Esta foi a segunda auditoria realizada pelo órgão. Na primeira, com dados de 2016, o índice de irregularidades foi de 22%. “Há dez anos não havia nenhum mecanismo de controle. Avançamos muito”, afirma o procurador Ricardo Negrini, também do MPF-PA. Além do desmatamento ilegal, a auditoria aponta problemas como a falta do CAR ou a licença ambiental rural vencida.
Dos 31 matadouros que firmaram o TAC da Carne, 23 apresentaram os resultados da auditoria, entre elas grandes empresas como JBS, Minerva e Frigol – com índice de irregularidades de 9%, 1% e 19%, respectivamente. Por outro lado, oito empresas não realizaram o monitoramento, entre elas a Marfrig.
Produtividade ‘suspeita’
Uma das formas de avançar no controle da cadeia produtiva da carne é vincular a Guia de Trânsito Animal (GTA) ao Cadastro Ambiental Rural, diz Azeredo.
O procurador afirmou também que, a partir de 2020, irá cobrar dos matadouros o índice de produtividade de seus fornecedores. A ideia é coibir pecuaristas que criam um número de cabeças de gado incompatível com a área da propriedade.
Para barrar o “esquentamento de gado”, o MPF estabeleceu o teto de produtividade de 2,5 animais por hectare. Propriedades que ultrapassarem esse limite deverão ser monitoradas de perto pelos frigoríficos, já que isso pode indicar irregularidades, como fraude no CAR ou criação de gado em áreas ilegais. As empresas deverão comprovar a alta produtividade e estabelecer regras para essas compras. “Quem não cumprir o teto na próxima auditoria ficará irregular”, diz Azeredo.
Sem multas
Assim como aconteceu em 2018, o MPF decidiu não aplicar multas às empresas que descumpriram o TAC da Carne. O procurador Ricardo Negrini afirmou que o papel do TAC não é aplicar medidas punitivas, mas fazer com que o produtor entenda os benefícios de produzir sem devastar a floresta.
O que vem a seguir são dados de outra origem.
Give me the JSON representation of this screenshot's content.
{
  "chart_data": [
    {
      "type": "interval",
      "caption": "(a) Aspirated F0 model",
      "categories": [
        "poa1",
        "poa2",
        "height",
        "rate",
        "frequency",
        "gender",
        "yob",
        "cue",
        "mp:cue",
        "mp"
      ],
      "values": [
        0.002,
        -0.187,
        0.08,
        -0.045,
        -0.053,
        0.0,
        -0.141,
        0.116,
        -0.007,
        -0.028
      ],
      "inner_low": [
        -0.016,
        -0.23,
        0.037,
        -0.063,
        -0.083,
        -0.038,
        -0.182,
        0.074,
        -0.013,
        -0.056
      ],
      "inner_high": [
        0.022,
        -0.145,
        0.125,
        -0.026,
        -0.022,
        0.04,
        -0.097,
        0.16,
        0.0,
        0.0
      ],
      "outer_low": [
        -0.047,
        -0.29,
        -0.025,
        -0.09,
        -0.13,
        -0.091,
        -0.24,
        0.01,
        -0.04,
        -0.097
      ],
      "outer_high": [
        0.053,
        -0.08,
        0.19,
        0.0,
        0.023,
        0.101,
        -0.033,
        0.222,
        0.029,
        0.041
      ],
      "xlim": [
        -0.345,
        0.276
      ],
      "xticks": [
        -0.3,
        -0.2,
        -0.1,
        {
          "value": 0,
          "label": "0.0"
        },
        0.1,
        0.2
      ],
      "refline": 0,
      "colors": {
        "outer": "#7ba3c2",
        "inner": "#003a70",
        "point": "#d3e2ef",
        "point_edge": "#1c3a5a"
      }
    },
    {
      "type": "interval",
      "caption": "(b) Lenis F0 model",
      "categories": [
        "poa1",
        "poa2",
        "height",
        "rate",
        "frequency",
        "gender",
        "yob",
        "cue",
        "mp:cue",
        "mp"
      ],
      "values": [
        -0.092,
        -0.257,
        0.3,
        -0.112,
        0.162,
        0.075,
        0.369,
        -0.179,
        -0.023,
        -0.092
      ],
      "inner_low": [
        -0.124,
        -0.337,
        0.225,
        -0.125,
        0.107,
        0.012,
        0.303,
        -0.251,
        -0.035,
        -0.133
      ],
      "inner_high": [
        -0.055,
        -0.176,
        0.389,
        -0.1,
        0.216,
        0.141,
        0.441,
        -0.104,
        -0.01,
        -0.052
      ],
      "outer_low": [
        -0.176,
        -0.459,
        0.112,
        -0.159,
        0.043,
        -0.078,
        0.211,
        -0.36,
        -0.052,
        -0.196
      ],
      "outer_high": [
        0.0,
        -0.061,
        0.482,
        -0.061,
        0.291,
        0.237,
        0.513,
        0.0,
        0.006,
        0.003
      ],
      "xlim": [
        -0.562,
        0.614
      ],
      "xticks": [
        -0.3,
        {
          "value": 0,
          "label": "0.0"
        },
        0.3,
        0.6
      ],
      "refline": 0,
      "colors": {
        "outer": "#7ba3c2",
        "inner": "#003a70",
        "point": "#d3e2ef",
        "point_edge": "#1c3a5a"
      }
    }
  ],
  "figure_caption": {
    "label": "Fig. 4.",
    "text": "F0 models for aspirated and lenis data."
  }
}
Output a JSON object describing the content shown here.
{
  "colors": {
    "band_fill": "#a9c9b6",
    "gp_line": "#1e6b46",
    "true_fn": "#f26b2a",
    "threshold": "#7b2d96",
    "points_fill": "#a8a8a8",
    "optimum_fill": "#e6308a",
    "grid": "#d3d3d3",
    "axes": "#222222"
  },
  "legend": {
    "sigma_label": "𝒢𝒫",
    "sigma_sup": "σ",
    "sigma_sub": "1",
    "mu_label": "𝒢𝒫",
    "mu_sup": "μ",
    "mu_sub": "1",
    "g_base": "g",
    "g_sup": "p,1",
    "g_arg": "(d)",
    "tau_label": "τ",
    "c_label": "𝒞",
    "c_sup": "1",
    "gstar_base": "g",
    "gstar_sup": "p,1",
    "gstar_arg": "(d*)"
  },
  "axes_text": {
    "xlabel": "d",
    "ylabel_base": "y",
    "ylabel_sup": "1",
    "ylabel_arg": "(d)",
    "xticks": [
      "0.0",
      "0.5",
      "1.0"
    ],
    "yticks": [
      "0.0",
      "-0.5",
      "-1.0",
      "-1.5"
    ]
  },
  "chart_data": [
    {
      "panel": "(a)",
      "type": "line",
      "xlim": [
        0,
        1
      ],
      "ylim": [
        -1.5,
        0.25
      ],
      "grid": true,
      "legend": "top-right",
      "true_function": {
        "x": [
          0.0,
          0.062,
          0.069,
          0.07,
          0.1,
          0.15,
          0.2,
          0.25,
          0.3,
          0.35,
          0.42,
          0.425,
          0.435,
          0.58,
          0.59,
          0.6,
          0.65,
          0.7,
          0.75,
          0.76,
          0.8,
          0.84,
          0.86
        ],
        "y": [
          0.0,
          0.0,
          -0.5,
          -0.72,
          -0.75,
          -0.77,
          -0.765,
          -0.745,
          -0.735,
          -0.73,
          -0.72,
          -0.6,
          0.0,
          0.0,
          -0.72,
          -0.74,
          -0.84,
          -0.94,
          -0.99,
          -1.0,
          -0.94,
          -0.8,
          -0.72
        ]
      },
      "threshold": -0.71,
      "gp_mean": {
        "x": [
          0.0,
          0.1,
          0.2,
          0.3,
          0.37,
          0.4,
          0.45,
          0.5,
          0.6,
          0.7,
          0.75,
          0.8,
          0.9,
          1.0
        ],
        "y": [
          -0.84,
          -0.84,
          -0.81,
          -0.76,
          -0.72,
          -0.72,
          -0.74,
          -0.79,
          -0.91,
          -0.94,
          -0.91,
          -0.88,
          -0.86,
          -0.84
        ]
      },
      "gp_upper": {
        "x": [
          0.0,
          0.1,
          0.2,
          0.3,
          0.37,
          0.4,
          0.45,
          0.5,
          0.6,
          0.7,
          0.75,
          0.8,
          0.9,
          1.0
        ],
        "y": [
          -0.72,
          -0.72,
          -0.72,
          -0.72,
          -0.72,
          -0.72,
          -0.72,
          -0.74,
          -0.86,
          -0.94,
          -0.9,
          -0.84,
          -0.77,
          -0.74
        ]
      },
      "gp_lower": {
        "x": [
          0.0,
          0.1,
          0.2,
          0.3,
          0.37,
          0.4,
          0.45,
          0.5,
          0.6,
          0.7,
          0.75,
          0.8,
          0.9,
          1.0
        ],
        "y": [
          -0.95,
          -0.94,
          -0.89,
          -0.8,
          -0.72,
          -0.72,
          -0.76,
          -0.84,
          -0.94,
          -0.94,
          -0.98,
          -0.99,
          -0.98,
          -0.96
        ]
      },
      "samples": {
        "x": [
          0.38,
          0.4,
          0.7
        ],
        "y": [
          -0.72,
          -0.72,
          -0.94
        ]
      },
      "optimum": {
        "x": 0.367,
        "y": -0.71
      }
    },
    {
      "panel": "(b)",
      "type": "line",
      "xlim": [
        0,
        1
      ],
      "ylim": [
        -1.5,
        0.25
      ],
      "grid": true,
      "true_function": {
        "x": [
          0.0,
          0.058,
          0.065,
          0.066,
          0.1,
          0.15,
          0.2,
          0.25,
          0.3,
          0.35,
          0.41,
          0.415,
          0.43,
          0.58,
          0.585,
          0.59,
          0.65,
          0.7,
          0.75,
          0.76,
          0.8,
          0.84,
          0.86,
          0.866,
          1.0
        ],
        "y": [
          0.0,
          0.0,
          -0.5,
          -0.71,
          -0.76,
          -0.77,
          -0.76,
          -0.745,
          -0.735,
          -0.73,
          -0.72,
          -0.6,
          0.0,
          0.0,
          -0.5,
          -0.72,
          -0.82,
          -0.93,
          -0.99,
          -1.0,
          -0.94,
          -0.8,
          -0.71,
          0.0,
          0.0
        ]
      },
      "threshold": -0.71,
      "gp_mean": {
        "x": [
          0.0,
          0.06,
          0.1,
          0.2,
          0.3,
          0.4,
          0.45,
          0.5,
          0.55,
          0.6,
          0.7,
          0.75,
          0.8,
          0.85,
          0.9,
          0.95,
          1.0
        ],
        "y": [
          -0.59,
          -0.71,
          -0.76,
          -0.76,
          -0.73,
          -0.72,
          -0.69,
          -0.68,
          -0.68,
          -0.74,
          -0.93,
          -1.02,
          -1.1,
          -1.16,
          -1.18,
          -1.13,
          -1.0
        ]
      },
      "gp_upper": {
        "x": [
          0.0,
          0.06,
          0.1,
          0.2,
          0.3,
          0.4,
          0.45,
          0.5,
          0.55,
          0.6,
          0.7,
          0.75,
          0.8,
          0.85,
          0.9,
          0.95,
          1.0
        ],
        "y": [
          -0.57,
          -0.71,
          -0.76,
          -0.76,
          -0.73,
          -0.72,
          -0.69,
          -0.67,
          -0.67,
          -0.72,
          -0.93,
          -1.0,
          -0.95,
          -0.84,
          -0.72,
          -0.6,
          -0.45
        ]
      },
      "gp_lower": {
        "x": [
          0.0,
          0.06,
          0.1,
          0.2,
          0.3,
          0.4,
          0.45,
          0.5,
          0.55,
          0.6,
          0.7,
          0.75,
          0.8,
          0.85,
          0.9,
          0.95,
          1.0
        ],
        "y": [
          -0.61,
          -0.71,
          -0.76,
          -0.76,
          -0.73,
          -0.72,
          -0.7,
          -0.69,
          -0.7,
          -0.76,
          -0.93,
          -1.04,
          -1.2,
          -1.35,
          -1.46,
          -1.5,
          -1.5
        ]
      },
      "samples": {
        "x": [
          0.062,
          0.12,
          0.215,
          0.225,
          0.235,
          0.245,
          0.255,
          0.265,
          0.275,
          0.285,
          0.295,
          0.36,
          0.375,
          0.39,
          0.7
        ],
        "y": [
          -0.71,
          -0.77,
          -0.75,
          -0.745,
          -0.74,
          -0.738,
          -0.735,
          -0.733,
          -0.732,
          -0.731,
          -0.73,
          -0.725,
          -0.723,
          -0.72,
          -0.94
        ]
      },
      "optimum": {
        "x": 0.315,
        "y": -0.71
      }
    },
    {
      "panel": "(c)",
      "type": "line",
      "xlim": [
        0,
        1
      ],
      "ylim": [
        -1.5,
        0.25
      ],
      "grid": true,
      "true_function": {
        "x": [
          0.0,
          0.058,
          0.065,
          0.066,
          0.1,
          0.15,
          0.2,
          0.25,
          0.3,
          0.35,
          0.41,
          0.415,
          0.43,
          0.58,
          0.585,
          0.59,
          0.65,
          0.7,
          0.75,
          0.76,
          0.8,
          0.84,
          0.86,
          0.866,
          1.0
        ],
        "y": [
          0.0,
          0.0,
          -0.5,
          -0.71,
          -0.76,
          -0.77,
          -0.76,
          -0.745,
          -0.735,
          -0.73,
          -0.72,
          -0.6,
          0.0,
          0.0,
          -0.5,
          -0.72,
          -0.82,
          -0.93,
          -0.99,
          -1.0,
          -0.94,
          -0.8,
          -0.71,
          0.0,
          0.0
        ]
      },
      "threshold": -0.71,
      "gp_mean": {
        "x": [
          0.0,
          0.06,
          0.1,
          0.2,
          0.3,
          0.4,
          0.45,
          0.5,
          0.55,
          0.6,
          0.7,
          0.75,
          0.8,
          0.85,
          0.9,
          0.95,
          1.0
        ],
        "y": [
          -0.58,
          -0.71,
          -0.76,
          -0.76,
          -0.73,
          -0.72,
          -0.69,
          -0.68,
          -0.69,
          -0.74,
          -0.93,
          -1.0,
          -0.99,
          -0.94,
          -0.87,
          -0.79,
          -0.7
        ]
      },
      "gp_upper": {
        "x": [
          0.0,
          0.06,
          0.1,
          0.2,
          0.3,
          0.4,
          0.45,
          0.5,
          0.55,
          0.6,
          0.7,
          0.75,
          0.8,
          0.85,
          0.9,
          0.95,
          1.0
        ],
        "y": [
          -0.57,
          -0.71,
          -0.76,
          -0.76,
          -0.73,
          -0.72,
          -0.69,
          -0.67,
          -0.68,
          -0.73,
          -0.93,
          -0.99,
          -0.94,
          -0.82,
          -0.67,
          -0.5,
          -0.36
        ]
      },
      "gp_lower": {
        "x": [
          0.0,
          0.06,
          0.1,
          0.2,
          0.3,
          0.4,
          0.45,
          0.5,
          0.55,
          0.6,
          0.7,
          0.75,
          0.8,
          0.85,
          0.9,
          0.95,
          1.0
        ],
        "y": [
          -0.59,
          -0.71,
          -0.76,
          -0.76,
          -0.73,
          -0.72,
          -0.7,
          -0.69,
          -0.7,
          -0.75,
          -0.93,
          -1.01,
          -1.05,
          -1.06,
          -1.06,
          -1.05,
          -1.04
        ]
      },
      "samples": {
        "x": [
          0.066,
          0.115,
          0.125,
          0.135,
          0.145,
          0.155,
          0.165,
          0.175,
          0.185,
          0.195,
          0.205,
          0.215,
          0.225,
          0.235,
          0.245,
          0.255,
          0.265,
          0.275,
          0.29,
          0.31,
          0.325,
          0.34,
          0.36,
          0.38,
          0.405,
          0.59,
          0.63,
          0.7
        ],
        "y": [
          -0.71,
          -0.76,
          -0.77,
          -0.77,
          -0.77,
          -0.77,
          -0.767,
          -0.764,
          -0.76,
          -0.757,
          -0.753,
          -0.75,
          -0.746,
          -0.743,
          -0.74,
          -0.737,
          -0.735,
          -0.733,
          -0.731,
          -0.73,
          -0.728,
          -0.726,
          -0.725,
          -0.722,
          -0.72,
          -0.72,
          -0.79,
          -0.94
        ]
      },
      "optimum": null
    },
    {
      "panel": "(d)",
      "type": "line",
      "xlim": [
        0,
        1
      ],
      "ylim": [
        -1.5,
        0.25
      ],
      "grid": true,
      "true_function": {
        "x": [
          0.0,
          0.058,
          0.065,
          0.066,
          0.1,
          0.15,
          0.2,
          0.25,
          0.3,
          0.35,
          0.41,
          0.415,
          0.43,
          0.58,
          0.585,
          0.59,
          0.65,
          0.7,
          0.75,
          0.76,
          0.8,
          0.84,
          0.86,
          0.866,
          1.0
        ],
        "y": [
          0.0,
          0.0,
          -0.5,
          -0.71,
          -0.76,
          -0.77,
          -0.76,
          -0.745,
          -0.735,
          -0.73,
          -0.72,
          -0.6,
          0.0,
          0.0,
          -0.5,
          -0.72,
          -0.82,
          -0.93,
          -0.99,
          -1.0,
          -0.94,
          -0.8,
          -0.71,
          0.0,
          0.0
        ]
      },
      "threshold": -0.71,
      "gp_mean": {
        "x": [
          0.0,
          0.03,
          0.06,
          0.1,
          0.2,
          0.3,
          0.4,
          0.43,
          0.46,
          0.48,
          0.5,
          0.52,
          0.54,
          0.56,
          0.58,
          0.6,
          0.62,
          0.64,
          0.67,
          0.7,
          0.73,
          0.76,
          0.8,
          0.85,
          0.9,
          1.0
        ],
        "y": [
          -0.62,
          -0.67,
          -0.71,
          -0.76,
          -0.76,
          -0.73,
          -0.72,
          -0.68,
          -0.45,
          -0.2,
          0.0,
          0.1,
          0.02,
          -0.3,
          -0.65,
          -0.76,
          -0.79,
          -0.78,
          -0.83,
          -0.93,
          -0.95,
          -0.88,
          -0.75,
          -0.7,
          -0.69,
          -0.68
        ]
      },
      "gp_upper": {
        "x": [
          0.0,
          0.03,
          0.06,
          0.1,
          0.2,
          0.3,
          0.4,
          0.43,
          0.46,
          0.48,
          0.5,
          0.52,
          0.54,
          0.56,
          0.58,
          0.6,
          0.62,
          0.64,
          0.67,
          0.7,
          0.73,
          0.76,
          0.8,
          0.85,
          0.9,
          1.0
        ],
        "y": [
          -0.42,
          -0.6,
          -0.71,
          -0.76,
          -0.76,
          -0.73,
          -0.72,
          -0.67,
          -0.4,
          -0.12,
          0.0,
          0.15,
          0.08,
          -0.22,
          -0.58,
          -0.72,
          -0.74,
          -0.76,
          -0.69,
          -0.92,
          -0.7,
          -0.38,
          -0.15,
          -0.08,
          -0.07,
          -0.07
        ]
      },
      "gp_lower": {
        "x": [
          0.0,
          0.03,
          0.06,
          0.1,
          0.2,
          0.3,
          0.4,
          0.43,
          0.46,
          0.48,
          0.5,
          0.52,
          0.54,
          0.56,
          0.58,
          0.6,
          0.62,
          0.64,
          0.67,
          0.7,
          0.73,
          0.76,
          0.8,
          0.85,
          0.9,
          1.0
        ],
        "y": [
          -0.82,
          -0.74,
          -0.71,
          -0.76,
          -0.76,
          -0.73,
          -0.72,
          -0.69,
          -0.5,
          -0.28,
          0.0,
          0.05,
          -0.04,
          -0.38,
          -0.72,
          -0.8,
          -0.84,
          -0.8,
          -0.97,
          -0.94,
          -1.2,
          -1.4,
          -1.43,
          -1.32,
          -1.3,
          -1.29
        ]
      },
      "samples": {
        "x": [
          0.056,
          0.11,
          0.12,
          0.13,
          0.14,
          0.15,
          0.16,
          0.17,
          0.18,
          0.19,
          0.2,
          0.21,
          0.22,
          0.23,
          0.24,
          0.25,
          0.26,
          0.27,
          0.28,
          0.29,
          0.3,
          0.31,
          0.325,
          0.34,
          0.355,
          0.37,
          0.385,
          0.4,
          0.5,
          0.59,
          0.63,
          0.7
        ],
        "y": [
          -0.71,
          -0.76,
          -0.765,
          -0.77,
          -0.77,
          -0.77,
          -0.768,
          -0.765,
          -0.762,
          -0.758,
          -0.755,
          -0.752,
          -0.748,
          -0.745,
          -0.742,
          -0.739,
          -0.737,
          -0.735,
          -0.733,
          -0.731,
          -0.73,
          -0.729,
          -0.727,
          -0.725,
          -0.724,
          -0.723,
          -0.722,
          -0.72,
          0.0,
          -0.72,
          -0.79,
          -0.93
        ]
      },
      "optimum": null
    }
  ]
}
Segundo ele, os mercados consumidores estão cada vez mais conscientes, assim como os supermercados e as instituições financeiras.
“As instituições financeiras que dão crédito para o setor começam a se preocupar com a sustentabilidade da cadeia produtiva. Quando um desses atores resolve não comprar gado por problemas socioambientais, esse fornecedor vai viver um problema econômico, que o prejudica mais do que qualquer multa”, avalia.
Ele aponta também dificuldades para cobrar as multas aplicadas às empresas, “porque nem sempre há patrimônio para isso”, ou porque “a empresa deixa de existir”, diz. “Existe uma série de entraves no sistema judiciário tradicional, então a gente busca solucionar por meio de ações do próprio mercado.”
No entanto, a alternativa de não aplicar multas gera controvérsias. “A imposição de multas aumentaria a pressão sobre os frigoríficos para se adequarem ao TAC mais rapidamente”, diz Mariana Abreu, investigadora da ONG Global Witness. Para ela, a prioridade é resolver os problemas dos fornecedores indiretos, da falsificação de CARs e da lavagem do gado.
Abreu defende ainda que grandes bancos limitem a concessão de empréstimos para empresas envolvidas com desmatamento. Instituições financeiras, como Black Rock, Deutsche Bank e Bank of America, diz Abreu, financiam grandes frigoríficos, como JBS e Minerva, e deveriam cobrar mais regulação e sustentabilidade. “Isso é fundamental se quisermos interromper a destruição da Amazônia”, disse.